1) Ensopado, cerca de 6.000 aC -

Muito parecido com o curry, o guisado é uma bela bagunça de vegetais, carne, aves e uma miríade de outros ingredientes, cozidos lentamente em fogo brando. A mistura alimentar resultante é uma profusão de cores, sabores e aromas que são muito mais sofisticados do que a velha sopa simples. Embora a água seja o líquido para cozimento de guisados ​​mais comum, algumas receitas pedem vinho e até cerveja. Enquanto o curry se concentra mais em construir uma profundidade de sabor adicionando diferentes especiarias, as receitas de guisados ​​são geralmente simples e dependem apenas de temperos básicos. A prática de cozer a carne em líquidos no fogo até ficar macia remonta a 7.000 a 8.000 anos - o que a torna uma das receitas de comida mais antigas do mundo. Descobertas arqueológicas indicam que muitas tribos amazônicas usavam as duras cascas externas de grandes moluscos como utensílios para fazer guisado. Para preparar um prato cita semelhante (aproximadamente. 8º ao 4º séculos aC), escreveu o antigo filósofo grego Heródoto, é preciso:

... coloque a carne na barriga de um animal, misture água com ela e ferva assim sobre o fogo de osso. Os ossos queimam muito bem e a pança facilmente contém toda a carne, uma vez que foi arrancada. Desta forma, um boi, ou qualquer outra besta sacrificial, é engenhosamente feito para ferver a si mesmo.

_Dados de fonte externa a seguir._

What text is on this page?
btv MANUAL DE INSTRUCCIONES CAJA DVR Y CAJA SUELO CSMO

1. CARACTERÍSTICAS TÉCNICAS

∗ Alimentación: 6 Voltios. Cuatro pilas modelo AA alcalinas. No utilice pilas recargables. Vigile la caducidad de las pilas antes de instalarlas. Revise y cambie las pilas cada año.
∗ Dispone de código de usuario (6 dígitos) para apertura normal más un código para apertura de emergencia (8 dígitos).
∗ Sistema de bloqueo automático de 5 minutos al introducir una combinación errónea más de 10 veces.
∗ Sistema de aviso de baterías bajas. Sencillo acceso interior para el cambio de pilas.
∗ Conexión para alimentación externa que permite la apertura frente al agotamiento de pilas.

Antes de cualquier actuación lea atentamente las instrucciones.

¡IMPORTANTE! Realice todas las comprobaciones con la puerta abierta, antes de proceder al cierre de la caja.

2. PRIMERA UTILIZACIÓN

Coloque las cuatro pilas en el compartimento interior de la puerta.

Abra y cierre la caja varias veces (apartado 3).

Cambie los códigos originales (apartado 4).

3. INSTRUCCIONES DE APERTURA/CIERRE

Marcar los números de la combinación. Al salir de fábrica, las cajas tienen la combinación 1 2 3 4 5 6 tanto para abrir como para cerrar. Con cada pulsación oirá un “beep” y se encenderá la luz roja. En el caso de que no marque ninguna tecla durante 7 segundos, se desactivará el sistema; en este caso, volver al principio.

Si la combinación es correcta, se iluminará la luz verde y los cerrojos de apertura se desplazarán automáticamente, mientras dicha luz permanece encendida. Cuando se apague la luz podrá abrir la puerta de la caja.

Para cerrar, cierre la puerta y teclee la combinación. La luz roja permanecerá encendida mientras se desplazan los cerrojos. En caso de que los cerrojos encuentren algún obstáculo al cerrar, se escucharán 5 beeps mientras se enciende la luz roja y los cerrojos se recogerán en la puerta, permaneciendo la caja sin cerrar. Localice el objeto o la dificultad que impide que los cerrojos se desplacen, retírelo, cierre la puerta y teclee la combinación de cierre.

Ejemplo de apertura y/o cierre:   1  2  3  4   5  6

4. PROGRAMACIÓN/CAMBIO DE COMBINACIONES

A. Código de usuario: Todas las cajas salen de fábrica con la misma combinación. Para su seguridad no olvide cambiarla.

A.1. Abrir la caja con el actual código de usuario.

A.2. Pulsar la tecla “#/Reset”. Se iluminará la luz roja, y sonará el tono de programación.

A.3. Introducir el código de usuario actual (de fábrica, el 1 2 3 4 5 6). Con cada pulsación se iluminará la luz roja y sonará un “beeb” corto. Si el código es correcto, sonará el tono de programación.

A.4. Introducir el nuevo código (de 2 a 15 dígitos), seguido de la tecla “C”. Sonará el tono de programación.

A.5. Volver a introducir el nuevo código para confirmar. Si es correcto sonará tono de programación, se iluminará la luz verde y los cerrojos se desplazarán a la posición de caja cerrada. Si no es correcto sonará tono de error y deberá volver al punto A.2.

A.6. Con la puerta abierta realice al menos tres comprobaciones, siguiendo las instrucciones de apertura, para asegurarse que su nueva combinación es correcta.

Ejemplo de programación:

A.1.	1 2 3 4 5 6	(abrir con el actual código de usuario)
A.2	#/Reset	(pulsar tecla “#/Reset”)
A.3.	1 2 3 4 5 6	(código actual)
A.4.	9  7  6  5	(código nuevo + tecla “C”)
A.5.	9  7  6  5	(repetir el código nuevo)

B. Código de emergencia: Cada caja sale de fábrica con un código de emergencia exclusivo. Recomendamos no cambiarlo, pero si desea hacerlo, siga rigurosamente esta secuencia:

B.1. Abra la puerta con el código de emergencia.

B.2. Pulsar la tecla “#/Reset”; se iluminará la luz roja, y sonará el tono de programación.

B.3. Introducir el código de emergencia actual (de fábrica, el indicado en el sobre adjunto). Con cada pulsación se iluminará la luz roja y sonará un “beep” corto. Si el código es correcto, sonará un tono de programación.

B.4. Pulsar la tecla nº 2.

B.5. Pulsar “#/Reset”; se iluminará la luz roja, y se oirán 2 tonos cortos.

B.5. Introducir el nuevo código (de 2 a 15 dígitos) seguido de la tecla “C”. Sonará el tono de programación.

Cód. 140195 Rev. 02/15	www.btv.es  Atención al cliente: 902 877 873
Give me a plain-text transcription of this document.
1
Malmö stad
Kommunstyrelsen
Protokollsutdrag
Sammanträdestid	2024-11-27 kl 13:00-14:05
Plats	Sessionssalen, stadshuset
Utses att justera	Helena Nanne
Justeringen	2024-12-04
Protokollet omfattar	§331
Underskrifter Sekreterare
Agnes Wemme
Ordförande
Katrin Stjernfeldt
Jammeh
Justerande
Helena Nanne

O Antigo Testamento é rico em referências a esse tipo de preparação de alimentos. No Gênese, por exemplo, Esaú e seu irmão Jacó pagaram o dote em que Isaque incorrera quando se casou com Rebeca, oferecendo uma panela de ensopado de carne. Há também várias menções a lentilhas e ensopados à base de grãos. Apicius: De Re Coquinaria, o livro de receitas romano existente do século 4 aC, contém uma série de receitas detalhadas sobre peixes, bem como ensopados de cordeiro. A primeira menção ao ragu, um guisado francês, encontra-se no livro do século 14 do chef Taillevent chamado Le Viandier.

No século 16, os astecas participaram de uma prática horrível de preparar guisados ​​com carne humana real e chili, também conhecido como Tlacatlaolli - embora se a mistura foi realmente consumida é motivo de debate. Um importante registro escrito dessa prática pode ser visto em um tratado de 1629 por Hernando Ruiz de Alarcón. Pottage, às vezes referido como um ensopado espesso feito com uma variedade de coisas como vegetais, carnes, grãos e peixes, tem sido consumido continuamente em toda a Europa desde o Neolítico. Era amplamente conhecido como o alimento dos pobres, graças à fácil disponibilidade de seus ingredientes.

2) Tamales, cerca de 5.000 aC -

Pacotes macios feitos de masa (um tipo de massa) e recheado com frutas, carnes, vegetais entre outras coisas, os tamales são um prato popular da Mesoamérica com uma longa e duradoura história. Preparados pela primeira vez em algum lugar entre cerca de 8.000 e 5.000 aC - ostentando assim seu legado como um dos mais antigos itens alimentares, os tamales foram posteriormente amplamente consumidos por olmecas, toltecas, astecas e, posteriormente, maias. Cozidos no vapor delicadamente dentro de cascas de milho ou folhas de bananeira, eram comumente usados ​​como comestíveis portáteis por viajantes e soldados quando era difícil conservar alimentos por um longo período.

Historicamente, a comida à base de massa era servida em festivais e festas e geralmente continha uma variedade de recheios, incluindo coelho picado, peru, sapo, peixe, flamingo, ovos, frutas, feijão e assim por diante. Muitos fragmentos de cerâmica que datam de cerca de 200 - 1000 DC foram descobertos na região com o hieróglifo clássico maia para tamales. Hoje, tamales são consumidos em todo o México, América Central, América do Sul, Caribe, Estados Unidos e até nas Filipinas.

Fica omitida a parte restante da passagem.